About Us

Our vision is to engage the St. Catherine University community and the greater community in women-centered visual arts, while supporting the vision and mission of the University.

  • Mission statement

    The Mission of the Gallery

    The Catherine G. Murphy Gallery exists as an integral part of the education of all St. Catherine University students. It supports the founding principles of the University by underscoring women’s contributions to art and exploring themes of social justice, activism and aesthetics.

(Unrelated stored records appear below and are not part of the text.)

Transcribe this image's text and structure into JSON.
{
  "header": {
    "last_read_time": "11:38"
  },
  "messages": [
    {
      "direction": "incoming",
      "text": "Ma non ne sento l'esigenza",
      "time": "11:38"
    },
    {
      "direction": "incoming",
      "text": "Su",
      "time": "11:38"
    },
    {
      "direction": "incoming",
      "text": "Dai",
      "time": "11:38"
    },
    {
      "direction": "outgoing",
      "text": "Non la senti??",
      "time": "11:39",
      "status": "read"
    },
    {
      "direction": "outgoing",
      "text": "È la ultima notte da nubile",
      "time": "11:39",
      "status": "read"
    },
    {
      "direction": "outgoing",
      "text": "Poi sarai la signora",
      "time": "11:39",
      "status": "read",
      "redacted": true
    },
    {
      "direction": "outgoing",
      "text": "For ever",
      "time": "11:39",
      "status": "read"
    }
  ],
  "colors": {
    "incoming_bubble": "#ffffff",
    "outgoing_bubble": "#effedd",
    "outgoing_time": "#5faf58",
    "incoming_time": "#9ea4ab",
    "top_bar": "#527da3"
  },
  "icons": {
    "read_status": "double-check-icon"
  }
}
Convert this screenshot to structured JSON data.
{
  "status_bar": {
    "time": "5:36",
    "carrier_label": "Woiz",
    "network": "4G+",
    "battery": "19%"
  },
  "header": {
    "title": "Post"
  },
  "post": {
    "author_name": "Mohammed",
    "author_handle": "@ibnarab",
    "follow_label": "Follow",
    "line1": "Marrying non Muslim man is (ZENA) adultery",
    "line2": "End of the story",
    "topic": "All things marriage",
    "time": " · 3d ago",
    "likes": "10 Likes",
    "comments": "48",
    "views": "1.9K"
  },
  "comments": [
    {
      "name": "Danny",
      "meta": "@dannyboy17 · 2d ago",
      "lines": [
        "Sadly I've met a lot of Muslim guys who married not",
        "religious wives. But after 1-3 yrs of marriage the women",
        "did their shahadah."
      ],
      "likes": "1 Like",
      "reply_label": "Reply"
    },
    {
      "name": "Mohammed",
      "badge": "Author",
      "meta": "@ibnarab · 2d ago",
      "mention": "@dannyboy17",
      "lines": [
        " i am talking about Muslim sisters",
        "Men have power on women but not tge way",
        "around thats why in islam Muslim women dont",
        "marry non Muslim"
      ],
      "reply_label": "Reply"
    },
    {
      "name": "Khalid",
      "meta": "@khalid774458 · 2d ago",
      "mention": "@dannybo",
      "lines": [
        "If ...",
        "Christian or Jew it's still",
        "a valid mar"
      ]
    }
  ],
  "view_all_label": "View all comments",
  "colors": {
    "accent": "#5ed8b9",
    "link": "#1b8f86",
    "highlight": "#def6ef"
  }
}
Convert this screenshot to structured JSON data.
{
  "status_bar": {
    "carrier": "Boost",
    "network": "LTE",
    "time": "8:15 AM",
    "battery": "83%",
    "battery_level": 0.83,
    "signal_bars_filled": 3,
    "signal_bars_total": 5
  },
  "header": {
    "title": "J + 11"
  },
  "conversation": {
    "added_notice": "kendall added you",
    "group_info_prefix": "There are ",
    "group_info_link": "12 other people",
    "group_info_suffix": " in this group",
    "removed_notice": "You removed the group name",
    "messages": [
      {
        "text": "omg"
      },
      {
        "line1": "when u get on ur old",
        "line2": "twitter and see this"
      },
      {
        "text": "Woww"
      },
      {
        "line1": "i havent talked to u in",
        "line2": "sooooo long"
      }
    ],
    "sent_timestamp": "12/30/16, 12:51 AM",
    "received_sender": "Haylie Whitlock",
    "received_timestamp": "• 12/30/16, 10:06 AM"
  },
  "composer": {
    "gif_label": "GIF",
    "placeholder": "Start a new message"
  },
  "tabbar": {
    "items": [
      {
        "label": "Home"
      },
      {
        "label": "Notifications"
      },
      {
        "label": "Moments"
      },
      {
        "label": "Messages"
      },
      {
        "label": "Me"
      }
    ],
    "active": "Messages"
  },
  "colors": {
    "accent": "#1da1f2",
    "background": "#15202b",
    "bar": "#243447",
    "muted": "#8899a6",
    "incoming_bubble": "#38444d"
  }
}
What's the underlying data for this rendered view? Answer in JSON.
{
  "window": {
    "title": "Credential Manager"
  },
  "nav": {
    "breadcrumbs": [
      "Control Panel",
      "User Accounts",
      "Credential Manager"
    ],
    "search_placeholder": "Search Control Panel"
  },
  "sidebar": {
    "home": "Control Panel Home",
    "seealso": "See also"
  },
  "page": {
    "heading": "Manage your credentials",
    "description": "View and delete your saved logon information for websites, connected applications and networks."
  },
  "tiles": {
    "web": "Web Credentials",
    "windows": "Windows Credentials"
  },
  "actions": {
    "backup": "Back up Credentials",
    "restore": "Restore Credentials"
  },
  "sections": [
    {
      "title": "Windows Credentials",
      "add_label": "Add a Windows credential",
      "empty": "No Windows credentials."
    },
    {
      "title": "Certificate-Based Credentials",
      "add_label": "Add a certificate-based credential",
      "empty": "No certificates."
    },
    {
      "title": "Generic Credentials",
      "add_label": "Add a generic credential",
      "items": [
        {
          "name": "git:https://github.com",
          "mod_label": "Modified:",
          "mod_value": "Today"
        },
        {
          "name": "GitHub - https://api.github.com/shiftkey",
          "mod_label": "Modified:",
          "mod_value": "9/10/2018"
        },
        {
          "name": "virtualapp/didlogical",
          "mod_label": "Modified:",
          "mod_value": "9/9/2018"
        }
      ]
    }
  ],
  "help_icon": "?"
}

    The Catherine G. Murphy Gallery is an extension of the University’s mission to integrate the liberal arts and education. The gallery provides both the campus community and the public with access to art exhibitions, programming and the University's Fine Art Collection, all of which seek to maintain a powerful women-centered presence in the local and regional arts communities. By showcasing contemporary as well as historical artwork by all genders, The Catherine G. Murphy Gallery emphasizes the visual arts as a method for illuminating and exploring global and emerging societal issues grounded in women’s perspectives.

  • our history

    About Catherine G. Murphy

    Catherine G. Murphy, St. Catherine alumna and benefactor of the University’s Catherine G. Murphy Gallery, is responsible for a meaningful cultural legacy for the college and the entire Twin Cities community. Catherine G. Murphy attended the College of St. Catherine in the late 1920s, studying French and art and earning an Associate of Arts degree. Murphy worked for 25 years for the St. Paul Board of Realtors before retiring in 1961, and regularly served as Class of 1930 representative. In 1978, Murphy’s aunt, whom she had taken care of for several years, remembered Murphy in her will with a large sum of money. In a 1979 interview with St. Catherine staff, Murphy explained why she made such a generous commitment to the institution. "I'm very proud of the fact that I went to a good private school – When I decided to make a donation to the college, I told Rita [Gillach Otte '49, former director of planned giving] and Peter [Lupori, professor emeritus of art], 'Instead of the usual scholarship contribution, I prefer to do something for the art department.' The college came up with a plan to endow the galleries, which sounded perfect."

    With Otte's help, Murphy created a charitable remainder unitrust in 1979, designating the art gallery as the beneficiary. She also committed to providing $10,000 in annual support of the gallery. That same year, the gallery was named in her honor at a gala celebration. Since then, Murphy’s original gift of $500,000 in appreciated stocks has grown to an endowment of over $1 million, the interest from which will provide ongoing support for the gallery. "Catherine’s initial endowment commitment and her annual support provided leverage to build the gallery into the much sought-after exhibition space that it is today," explains Gallery Director Kathleen M. Daniels ’73. Each spring, the gallery hosts a juried exhibition of all senior art majors. These exhibitions were always a favorite of Murphy, because, as she commented in 1979, "I like to see how the students’ perception of art has changed."